REITs and InvITs are a hassle-free and straightforward way of investing in real estate. You can benefit from the growth of real estate assets without incurring the high costs of acquiring real estate ownership. Simply put, it is like holding real estate in your demat.
InvITs and REITs are attractive to retail investors, HNIs and also retired individuals who are looking for a steady source of income. Moreover, REITs are obligated to distribute the majority of their revenues to investors, and they can serve as a reliable source of steady income, similar to debt funds.
Choosing between the two largely depends on your investment objective and risk tolerance levels. To elaborate, REITs are more liquid since they have lower unit prices and small trading quantities. While InvITs are slightly less liquid than REITs.
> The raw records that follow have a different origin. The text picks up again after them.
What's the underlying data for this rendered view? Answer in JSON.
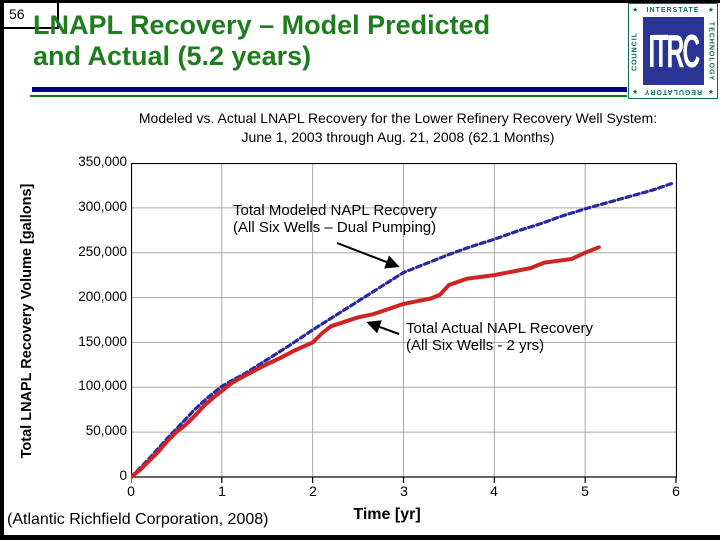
{
  "slide": {
    "number": "56",
    "title_line1": "LNAPL Recovery – Model Predicted",
    "title_line2": "and Actual (5.2 years)",
    "caption": "(Atlantic Richfield Corporation, 2008)"
  },
  "logo": {
    "center": "ITRC",
    "top": "INTERSTATE",
    "right": "TECHNOLOGY",
    "bottom": "REGULATORY",
    "left": "COUNCIL",
    "star": "★"
  },
  "colors": {
    "title_green": "#1f7d1f",
    "rule_navy": "#000080",
    "rule_green": "#127912",
    "modeled_blue": "#2a2aa0",
    "actual_red": "#d02424",
    "gridline_gray": "#a8a8a8"
  },
  "chart_data": {
    "type": "line",
    "title_line1": "Modeled vs. Actual LNAPL Recovery for the Lower Refinery Recovery Well System:",
    "title_line2": "June 1, 2003 through Aug. 21, 2008 (62.1 Months)",
    "xlabel": "Time [yr]",
    "ylabel": "Total LNAPL Recovery Volume [gallons]",
    "xlim": [
      0,
      6
    ],
    "ylim": [
      0,
      350000
    ],
    "grid": true,
    "legend_position": "none (in-plot annotations with arrows)",
    "x_ticks": [
      0,
      1,
      2,
      3,
      4,
      5,
      6
    ],
    "x_tick_labels": [
      "0",
      "1",
      "2",
      "3",
      "4",
      "5",
      "6"
    ],
    "y_ticks": [
      350000,
      300000,
      250000,
      200000,
      150000,
      100000,
      50000,
      0
    ],
    "y_tick_labels": [
      "350,000",
      "300,000",
      "250,000",
      "200,000",
      "150,000",
      "100,000",
      "50,000",
      "0"
    ],
    "series": [
      {
        "name": "Total Modeled NAPL Recovery (All Six Wells – Dual Pumping)",
        "color": "#2a2aa0",
        "style": "dashed",
        "width": 3.2,
        "x": [
          0,
          0.1,
          0.25,
          0.4,
          0.55,
          0.7,
          0.85,
          1.0,
          1.1,
          1.25,
          1.5,
          1.75,
          2.0,
          2.25,
          2.5,
          2.75,
          3.0,
          3.25,
          3.5,
          3.75,
          4.0,
          4.25,
          4.5,
          4.75,
          5.0,
          5.25,
          5.5,
          5.75,
          5.95
        ],
        "y": [
          0,
          10000,
          26000,
          43000,
          59000,
          75000,
          89000,
          101000,
          107000,
          115000,
          131000,
          147000,
          164000,
          180000,
          196000,
          212000,
          228000,
          238000,
          248000,
          257000,
          265000,
          274000,
          282000,
          291000,
          299000,
          306000,
          313000,
          320000,
          327000
        ]
      },
      {
        "name": "Total Actual NAPL Recovery (All Six Wells - 2 yrs)",
        "color": "#d02424",
        "style": "solid",
        "width": 4,
        "x": [
          0,
          0.1,
          0.2,
          0.3,
          0.4,
          0.5,
          0.6,
          0.7,
          0.8,
          0.9,
          1.0,
          1.1,
          1.2,
          1.35,
          1.5,
          1.65,
          1.8,
          2.0,
          2.1,
          2.2,
          2.35,
          2.5,
          2.65,
          2.8,
          3.0,
          3.15,
          3.3,
          3.4,
          3.5,
          3.7,
          3.85,
          4.0,
          4.2,
          4.4,
          4.55,
          4.7,
          4.85,
          5.0,
          5.1,
          5.15
        ],
        "y": [
          0,
          8000,
          18000,
          28000,
          40000,
          50000,
          58000,
          68000,
          79000,
          88000,
          96000,
          104000,
          110000,
          118000,
          126000,
          133000,
          141000,
          150000,
          160000,
          168000,
          173000,
          178000,
          181000,
          186000,
          193000,
          196000,
          199000,
          203000,
          214000,
          221000,
          223000,
          225000,
          229000,
          233000,
          239000,
          241000,
          243000,
          250000,
          254000,
          256000
        ]
      }
    ],
    "annotations": [
      {
        "line1": "Total Modeled NAPL Recovery",
        "line2": "(All Six Wells – Dual Pumping)"
      },
      {
        "line1": "Total Actual NAPL Recovery",
        "line2": "(All Six Wells - 2 yrs)"
      }
    ]
  }
}
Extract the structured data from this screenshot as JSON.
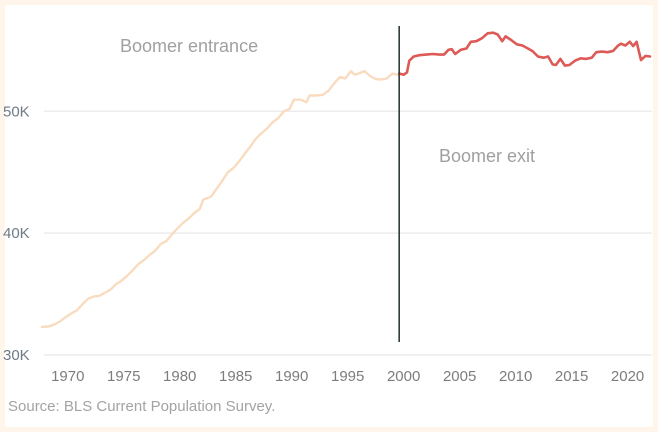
{
  "chart_data": {
    "type": "line",
    "title": "",
    "xlabel": "",
    "ylabel": "",
    "xlim": [
      1967.7,
      2022.0
    ],
    "ylim": [
      30000,
      57000
    ],
    "x_ticks": [
      1970,
      1975,
      1980,
      1985,
      1990,
      1995,
      2000,
      2005,
      2010,
      2015,
      2020
    ],
    "y_ticks": [
      {
        "value": 30000,
        "label": "30K"
      },
      {
        "value": 40000,
        "label": "40K"
      },
      {
        "value": 50000,
        "label": "50K"
      }
    ],
    "grid": "horizontal",
    "colors": {
      "entrance": "#f9dcc0",
      "exit": "#dd5a57",
      "divider": "#2f3b3b",
      "grid": "#ececec"
    },
    "vertical_line": {
      "x": 1999.6
    },
    "series": [
      {
        "segment": "entrance",
        "points": [
          [
            1967.7,
            32300
          ],
          [
            1968.3,
            32350
          ],
          [
            1968.8,
            32500
          ],
          [
            1969.3,
            32750
          ],
          [
            1969.8,
            33100
          ],
          [
            1970.3,
            33400
          ],
          [
            1970.8,
            33650
          ],
          [
            1971.3,
            34150
          ],
          [
            1971.8,
            34600
          ],
          [
            1972.3,
            34800
          ],
          [
            1972.8,
            34850
          ],
          [
            1973.3,
            35100
          ],
          [
            1973.8,
            35350
          ],
          [
            1974.3,
            35800
          ],
          [
            1974.8,
            36100
          ],
          [
            1975.3,
            36500
          ],
          [
            1975.8,
            36950
          ],
          [
            1976.3,
            37450
          ],
          [
            1976.8,
            37800
          ],
          [
            1977.3,
            38200
          ],
          [
            1977.8,
            38550
          ],
          [
            1978.3,
            39100
          ],
          [
            1978.8,
            39350
          ],
          [
            1979.3,
            39900
          ],
          [
            1979.8,
            40400
          ],
          [
            1980.3,
            40850
          ],
          [
            1980.8,
            41200
          ],
          [
            1981.3,
            41650
          ],
          [
            1981.8,
            42000
          ],
          [
            1982.1,
            42750
          ],
          [
            1982.8,
            43000
          ],
          [
            1983.3,
            43650
          ],
          [
            1983.8,
            44300
          ],
          [
            1984.3,
            45000
          ],
          [
            1984.8,
            45350
          ],
          [
            1985.3,
            45900
          ],
          [
            1985.8,
            46500
          ],
          [
            1986.3,
            47100
          ],
          [
            1986.8,
            47750
          ],
          [
            1987.3,
            48200
          ],
          [
            1987.8,
            48600
          ],
          [
            1988.3,
            49100
          ],
          [
            1988.8,
            49450
          ],
          [
            1989.3,
            50000
          ],
          [
            1989.8,
            50200
          ],
          [
            1990.2,
            50950
          ],
          [
            1990.8,
            50950
          ],
          [
            1991.3,
            50750
          ],
          [
            1991.6,
            51300
          ],
          [
            1992.2,
            51300
          ],
          [
            1992.8,
            51350
          ],
          [
            1993.3,
            51700
          ],
          [
            1993.8,
            52300
          ],
          [
            1994.3,
            52800
          ],
          [
            1994.8,
            52700
          ],
          [
            1995.3,
            53300
          ],
          [
            1995.6,
            53000
          ],
          [
            1996.0,
            53100
          ],
          [
            1996.5,
            53300
          ],
          [
            1997.0,
            52900
          ],
          [
            1997.5,
            52650
          ],
          [
            1998.0,
            52600
          ],
          [
            1998.5,
            52700
          ],
          [
            1999.0,
            53100
          ],
          [
            1999.6,
            52950
          ]
        ]
      },
      {
        "segment": "exit",
        "points": [
          [
            1999.6,
            53100
          ],
          [
            2000.0,
            53000
          ],
          [
            2000.3,
            53200
          ],
          [
            2000.5,
            54150
          ],
          [
            2000.9,
            54500
          ],
          [
            2001.4,
            54600
          ],
          [
            2002.0,
            54650
          ],
          [
            2002.6,
            54700
          ],
          [
            2003.2,
            54650
          ],
          [
            2003.6,
            54650
          ],
          [
            2004.0,
            55050
          ],
          [
            2004.3,
            55100
          ],
          [
            2004.6,
            54700
          ],
          [
            2005.1,
            55050
          ],
          [
            2005.6,
            55150
          ],
          [
            2006.0,
            55700
          ],
          [
            2006.5,
            55750
          ],
          [
            2007.0,
            56000
          ],
          [
            2007.5,
            56400
          ],
          [
            2008.0,
            56450
          ],
          [
            2008.4,
            56300
          ],
          [
            2008.8,
            55750
          ],
          [
            2009.1,
            56150
          ],
          [
            2009.6,
            55850
          ],
          [
            2010.1,
            55500
          ],
          [
            2010.6,
            55400
          ],
          [
            2011.0,
            55200
          ],
          [
            2011.5,
            54950
          ],
          [
            2012.0,
            54500
          ],
          [
            2012.5,
            54400
          ],
          [
            2012.9,
            54500
          ],
          [
            2013.3,
            53850
          ],
          [
            2013.6,
            53800
          ],
          [
            2014.0,
            54300
          ],
          [
            2014.4,
            53750
          ],
          [
            2014.8,
            53800
          ],
          [
            2015.3,
            54150
          ],
          [
            2015.8,
            54350
          ],
          [
            2016.3,
            54300
          ],
          [
            2016.8,
            54400
          ],
          [
            2017.2,
            54850
          ],
          [
            2017.7,
            54900
          ],
          [
            2018.2,
            54850
          ],
          [
            2018.7,
            54950
          ],
          [
            2019.1,
            55350
          ],
          [
            2019.4,
            55550
          ],
          [
            2019.8,
            55400
          ],
          [
            2020.2,
            55700
          ],
          [
            2020.5,
            55350
          ],
          [
            2020.8,
            55700
          ],
          [
            2021.2,
            54200
          ],
          [
            2021.6,
            54550
          ],
          [
            2022.0,
            54500
          ]
        ]
      }
    ],
    "annotations": [
      {
        "id": "boomer_entrance",
        "text": "Boomer entrance"
      },
      {
        "id": "boomer_exit",
        "text": "Boomer exit"
      }
    ]
  },
  "footer": {
    "source": "Source: BLS Current Population Survey."
  }
}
Furthermore, InvITs are more prone to political and regulatory risks than REITs. Thus, REITs are slightly safer investment options for investors.
REIT or InvIT, remember to analyze them using ratings from independent agencies that score these trusts based on the quality of their assets, cash flows, and other aspects. Additionally, because these investment vehicles are more complicated to grasp than typical mutual funds, you should get expert advice prior to making an investment decision.